Dans l’arrêt du 24 mai (1ère espèce, préc.), rendu à propos du dommage provoqué par la chute
d’un enfant, se posait la question de savoir si le syndicat de copropriété, qui n’avait pas voté
la mise en place de garde-corps sur le toit, avait commis une faute intentionnelle. La cour
d’appel le pense mais sans se référer à la volonté de rechercher le dommage. Pourtant, son
arrêt est cassé par la Cour de cassation pour manque de base légale et non, à en suivre les
principes brièvement rappelés plus haut, pour violation de la loi.
De même, en ce qui concerne l’arrêt du 24 mai 2006 (2ème espèce, préc.), où la décision est
encore cassée pour manque de base légale alors qu’apparaissait une évidente faute
intentionnelle : il était question d’un incendie volontaire suivi d’une demande d’indemnisation
à l’assureur. A ce titre, la cassation pour violation de la loi s’imposait.

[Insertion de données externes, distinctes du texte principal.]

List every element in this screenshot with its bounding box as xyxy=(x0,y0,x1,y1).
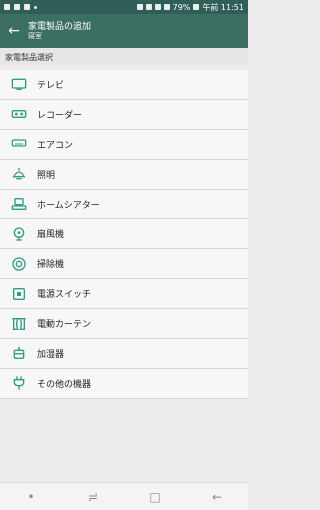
air-conditioner-icon xyxy=(8,133,30,155)
back-button[interactable]: ← xyxy=(0,14,28,48)
battery-icon xyxy=(193,4,200,10)
appliance-item-vacuum[interactable]: 掃除機 xyxy=(0,249,248,280)
appliance-label: 電源スイッチ xyxy=(37,290,92,301)
appliance-label: エアコン xyxy=(37,140,74,151)
appliance-item-other[interactable]: その他の機器 xyxy=(0,368,248,399)
status-bar: 79% 午前 11:51 xyxy=(0,0,248,14)
appliance-item-air-conditioner[interactable]: エアコン xyxy=(0,129,248,160)
light-icon xyxy=(8,163,30,185)
fan-icon xyxy=(8,223,30,245)
page-subtitle: 寝室 xyxy=(28,32,42,41)
app-bar: ← 家電製品の追加 寝室 xyxy=(0,14,248,48)
plug-icon xyxy=(8,372,30,394)
recents-button[interactable]: ≓ xyxy=(73,483,113,510)
appliance-label: ホームシアター xyxy=(37,200,100,211)
appliance-label: 掃除機 xyxy=(37,260,65,271)
bluetooth-icon xyxy=(136,4,143,10)
recorder-icon xyxy=(8,103,30,125)
appliance-item-home-theater[interactable]: ホームシアター xyxy=(0,189,248,220)
back-arrow-icon: ← xyxy=(8,23,20,39)
more-notifications-icon xyxy=(34,5,37,9)
back-nav-icon: ← xyxy=(211,489,223,504)
home-theater-icon xyxy=(8,193,30,215)
shield-icon xyxy=(14,4,20,10)
appliance-item-power-switch[interactable]: 電源スイッチ xyxy=(0,279,248,310)
appliance-label: 扇風機 xyxy=(37,230,65,241)
appliance-label: 電動カーテン xyxy=(37,320,92,331)
appliance-item-recorder[interactable]: レコーダー xyxy=(0,99,248,130)
back-nav-button[interactable]: ← xyxy=(197,483,237,510)
appliance-list: テレビ レコーダー エアコン 照明 ホームシアター 扇風機 掃除機 電源スイッチ… xyxy=(0,70,248,399)
recents-icon: ≓ xyxy=(87,489,99,504)
appliance-item-curtain[interactable]: 電動カーテン xyxy=(0,309,248,340)
notification-icon xyxy=(24,4,30,10)
page-title: 家電製品の追加 xyxy=(28,21,92,32)
appliance-item-fan[interactable]: 扇風機 xyxy=(0,219,248,250)
wifi-icon xyxy=(154,4,161,10)
appliance-label: 照明 xyxy=(37,170,56,181)
dot-icon: • xyxy=(27,489,35,504)
appliance-item-tv[interactable]: テレビ xyxy=(0,70,248,100)
signal-icon xyxy=(163,4,170,10)
vacuum-icon xyxy=(8,253,30,275)
mute-icon xyxy=(145,4,152,10)
nav-dot-button[interactable]: • xyxy=(11,483,51,510)
system-nav-bar: • ≓ □ ← xyxy=(0,482,248,510)
power-switch-icon xyxy=(8,283,30,305)
appliance-label: 加湿器 xyxy=(37,349,65,360)
home-button[interactable]: □ xyxy=(135,483,175,510)
clock: 午前 11:51 xyxy=(202,2,244,12)
appliance-item-light[interactable]: 照明 xyxy=(0,159,248,190)
home-icon: □ xyxy=(149,489,161,504)
appliance-label: テレビ xyxy=(37,80,65,91)
section-header: 家電製品選択 xyxy=(0,48,248,66)
battery-percent: 79% xyxy=(172,2,191,12)
humidifier-icon xyxy=(8,342,30,364)
appliance-label: レコーダー xyxy=(37,110,83,121)
gallery-icon xyxy=(4,4,10,10)
curtain-icon xyxy=(8,313,30,335)
appliance-label: その他の機器 xyxy=(37,379,92,390)
appliance-item-humidifier[interactable]: 加湿器 xyxy=(0,339,248,369)
tv-icon xyxy=(8,73,30,95)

Le même constat peut encore être fait à l’égard du dernier arrêt du 24 mai 2006 (3ème espèce,
préc.). Dans cette affaire, la Cour de cassation était saisie de la faute d’un avocat qui n’avait
pas consigné les fonds de ses clients adjudicataires dans les délais réglementaires, ce qui avait
entraîné des intérêts de retard à leur charge. La cour d’appel estimait qu’il y avait faute
intentionnelle, et la cassation avait été demandée pour manque de base légale. Le pourvoi est
rejeté, la haute Cour considérant qu’il y avait eu volonté de l’avocat de causer le dommage.
Le moins que l’on puisse dire c’est que cette décision manque de rigueur, la cour d’appel
n’ayant même pas rappelé l’étape de la volonté de causer le dommage. En outre, le pourvoi ne
visait pas la violation de la loi mais seulement le manque de base légale, la Cour de cassation
n’avait donc pas à rappeler ce deuxième élément de la faute intentionnelle.
Un tel manque de rigueur révèle en réalité les limites de la faute intentionnelle subjective,
notamment, comme dans ces deux dernières affaires, pour les relations contractuelles. A leur
égard, une place doit être accordée à la faute objective ou dolosive prévue par l’article L. 1132, alinéa 2 du Code des assurances, aux côtés de la faute intentionnelle.